Second Compression Method

It’s designed to work with numeral systems in the interval of [9; 36] to. Let’s start with the base of 8. At first, the algorithm find out the most frequented pair. It’s replaced by 9. This result is transfered back to the Oct numeral system. After it, the length of the “new” string subtracted from the length of the former one. The result of this subtraction is saved with information, that it was the 9-based numeral system and pairs.

It’s very similar with trinity, quaternion etc. It depends on the input length how long will be the largest one - it’s equals to input/300 (note: I consider this to be too coherent, but creating a better one). Pairs are an exception because they’re searched every time. After this the algorithm transfer it to the Oct numeral system and count the difference between the input and ouput lenthts. This stuff is needed to be saved to the IC (with information of the size of the examined group).

Now we have something like a table of the groups and differences. It’s chosen and saved only information about the biggest diffrence.

Let me explain how replacing witin numeral systems of bigger bases works.
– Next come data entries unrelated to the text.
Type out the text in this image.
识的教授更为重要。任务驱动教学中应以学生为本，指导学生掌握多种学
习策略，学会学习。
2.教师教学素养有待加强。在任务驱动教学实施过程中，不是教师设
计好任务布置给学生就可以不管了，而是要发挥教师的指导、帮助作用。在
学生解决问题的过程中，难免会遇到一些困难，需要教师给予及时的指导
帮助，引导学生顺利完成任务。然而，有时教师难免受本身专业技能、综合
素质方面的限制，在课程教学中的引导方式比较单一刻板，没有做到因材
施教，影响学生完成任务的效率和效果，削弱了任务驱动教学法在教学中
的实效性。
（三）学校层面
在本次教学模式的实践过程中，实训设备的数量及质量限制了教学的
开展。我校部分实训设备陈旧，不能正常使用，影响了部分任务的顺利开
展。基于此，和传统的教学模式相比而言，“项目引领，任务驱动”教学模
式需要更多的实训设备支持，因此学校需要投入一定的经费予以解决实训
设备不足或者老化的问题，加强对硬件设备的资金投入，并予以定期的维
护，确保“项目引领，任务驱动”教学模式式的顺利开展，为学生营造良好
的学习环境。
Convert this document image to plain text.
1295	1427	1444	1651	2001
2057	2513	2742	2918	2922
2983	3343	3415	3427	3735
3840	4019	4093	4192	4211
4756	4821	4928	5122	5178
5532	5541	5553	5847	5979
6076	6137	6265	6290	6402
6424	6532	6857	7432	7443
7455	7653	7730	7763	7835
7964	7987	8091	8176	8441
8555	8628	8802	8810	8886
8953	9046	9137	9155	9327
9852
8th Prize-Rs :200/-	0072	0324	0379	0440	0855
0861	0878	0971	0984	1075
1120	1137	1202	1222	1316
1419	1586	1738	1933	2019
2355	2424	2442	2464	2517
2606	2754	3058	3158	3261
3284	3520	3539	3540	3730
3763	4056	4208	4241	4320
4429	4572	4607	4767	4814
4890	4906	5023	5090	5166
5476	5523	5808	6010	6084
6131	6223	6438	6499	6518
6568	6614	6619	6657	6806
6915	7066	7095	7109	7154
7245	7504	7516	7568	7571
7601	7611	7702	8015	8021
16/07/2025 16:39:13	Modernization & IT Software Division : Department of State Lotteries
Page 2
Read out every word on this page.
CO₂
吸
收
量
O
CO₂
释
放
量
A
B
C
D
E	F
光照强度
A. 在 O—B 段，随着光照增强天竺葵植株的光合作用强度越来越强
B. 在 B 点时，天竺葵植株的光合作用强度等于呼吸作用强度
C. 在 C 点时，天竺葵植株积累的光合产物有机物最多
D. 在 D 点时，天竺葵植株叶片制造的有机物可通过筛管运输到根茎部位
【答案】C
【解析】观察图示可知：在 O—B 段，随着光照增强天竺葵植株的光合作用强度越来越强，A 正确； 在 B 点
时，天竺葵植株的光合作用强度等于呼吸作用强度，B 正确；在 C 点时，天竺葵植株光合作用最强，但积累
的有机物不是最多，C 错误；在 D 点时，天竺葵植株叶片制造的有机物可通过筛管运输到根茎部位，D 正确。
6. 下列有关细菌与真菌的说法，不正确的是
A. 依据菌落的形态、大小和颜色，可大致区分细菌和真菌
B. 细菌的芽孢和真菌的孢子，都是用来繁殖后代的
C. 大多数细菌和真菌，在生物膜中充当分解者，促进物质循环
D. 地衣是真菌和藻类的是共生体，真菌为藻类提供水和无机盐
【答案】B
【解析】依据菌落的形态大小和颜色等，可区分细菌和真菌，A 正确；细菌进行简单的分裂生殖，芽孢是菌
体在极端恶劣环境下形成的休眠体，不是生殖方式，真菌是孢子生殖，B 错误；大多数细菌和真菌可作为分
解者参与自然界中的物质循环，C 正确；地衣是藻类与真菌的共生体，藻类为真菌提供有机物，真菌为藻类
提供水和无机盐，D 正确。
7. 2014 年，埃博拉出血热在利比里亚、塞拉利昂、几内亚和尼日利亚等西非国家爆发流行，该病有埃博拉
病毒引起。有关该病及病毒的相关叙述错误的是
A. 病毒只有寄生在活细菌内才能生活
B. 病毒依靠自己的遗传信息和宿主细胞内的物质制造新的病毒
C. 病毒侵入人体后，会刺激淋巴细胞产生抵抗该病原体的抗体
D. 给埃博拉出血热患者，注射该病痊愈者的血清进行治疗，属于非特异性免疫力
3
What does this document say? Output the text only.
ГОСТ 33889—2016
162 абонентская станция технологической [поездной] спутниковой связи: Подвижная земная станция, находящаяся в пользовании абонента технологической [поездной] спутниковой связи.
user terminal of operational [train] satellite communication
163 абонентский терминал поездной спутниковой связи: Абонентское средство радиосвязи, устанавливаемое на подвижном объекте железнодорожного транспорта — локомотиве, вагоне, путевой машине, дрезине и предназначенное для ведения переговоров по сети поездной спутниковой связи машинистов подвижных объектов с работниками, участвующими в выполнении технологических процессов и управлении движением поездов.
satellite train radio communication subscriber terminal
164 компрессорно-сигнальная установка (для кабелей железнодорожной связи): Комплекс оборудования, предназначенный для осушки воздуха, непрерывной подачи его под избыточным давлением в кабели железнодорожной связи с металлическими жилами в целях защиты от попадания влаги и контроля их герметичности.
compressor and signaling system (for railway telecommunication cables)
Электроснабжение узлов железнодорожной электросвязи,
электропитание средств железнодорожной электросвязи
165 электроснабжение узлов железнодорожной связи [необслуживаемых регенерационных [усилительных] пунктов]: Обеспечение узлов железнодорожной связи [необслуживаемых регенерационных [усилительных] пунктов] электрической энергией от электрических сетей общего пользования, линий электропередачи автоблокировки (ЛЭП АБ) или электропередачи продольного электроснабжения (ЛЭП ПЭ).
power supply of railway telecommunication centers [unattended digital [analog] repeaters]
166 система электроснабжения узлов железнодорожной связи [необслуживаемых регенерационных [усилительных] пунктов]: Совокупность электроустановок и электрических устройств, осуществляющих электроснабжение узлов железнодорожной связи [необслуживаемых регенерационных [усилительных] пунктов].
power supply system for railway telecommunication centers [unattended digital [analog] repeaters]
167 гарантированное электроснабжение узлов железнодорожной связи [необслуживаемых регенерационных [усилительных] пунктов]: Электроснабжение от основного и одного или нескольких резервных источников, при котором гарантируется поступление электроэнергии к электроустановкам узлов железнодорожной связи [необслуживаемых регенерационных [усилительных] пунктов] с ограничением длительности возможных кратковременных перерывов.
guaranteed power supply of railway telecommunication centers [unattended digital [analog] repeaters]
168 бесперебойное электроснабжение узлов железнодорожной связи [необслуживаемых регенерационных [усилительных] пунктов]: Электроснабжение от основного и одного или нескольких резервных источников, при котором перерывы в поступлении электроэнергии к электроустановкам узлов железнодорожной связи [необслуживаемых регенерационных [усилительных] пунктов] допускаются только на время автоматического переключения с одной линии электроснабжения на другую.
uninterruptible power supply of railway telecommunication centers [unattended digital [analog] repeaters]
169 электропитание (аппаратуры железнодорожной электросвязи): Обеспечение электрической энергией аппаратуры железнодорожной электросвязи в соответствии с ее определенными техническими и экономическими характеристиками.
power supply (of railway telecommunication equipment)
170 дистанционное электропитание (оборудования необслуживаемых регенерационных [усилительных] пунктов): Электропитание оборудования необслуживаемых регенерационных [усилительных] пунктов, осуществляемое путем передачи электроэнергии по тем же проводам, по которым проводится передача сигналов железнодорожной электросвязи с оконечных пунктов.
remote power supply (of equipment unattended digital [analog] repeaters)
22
It’s almost the same situation as the explained one above, but it’s searched for more redundant number groups, which are replaced with chars from the appropriate numeral system.

It means, in a numeral system based with r will be replaced r–8 most common groups using chars out of the Oct one. When done, is the output string transferer back to the numeral system based with 8. This is processed in every numeral system according to the interval above.

Here is an example for the 11-based numeral system and pairs:

Second method example

String Division

Due to the expected severity, algorithm may divide the string to several sub-strings. When this happen, it’s needed to write it to the IC.

Compression Process

Let’s summarize, what we have in the IC:

  1. How many times was the first method successful including information about transfering between numeral systems;
  2. In second method, what combination of lengths of groups in what numeral systems returns (after transfering back to he Oct numeral system) the shortest output - and if this output string isn’t longer then the input one.

If are both methods unsuccessful, the algorithm returns the former input with this information.

In another case, we can let out input compressed using the IC data. After it, it’s tried to repeat both methods (process of this is mentioned in the IC).

The Dwarferizer isn’t ready to use. But don’t worry, we are coding as fast as possible.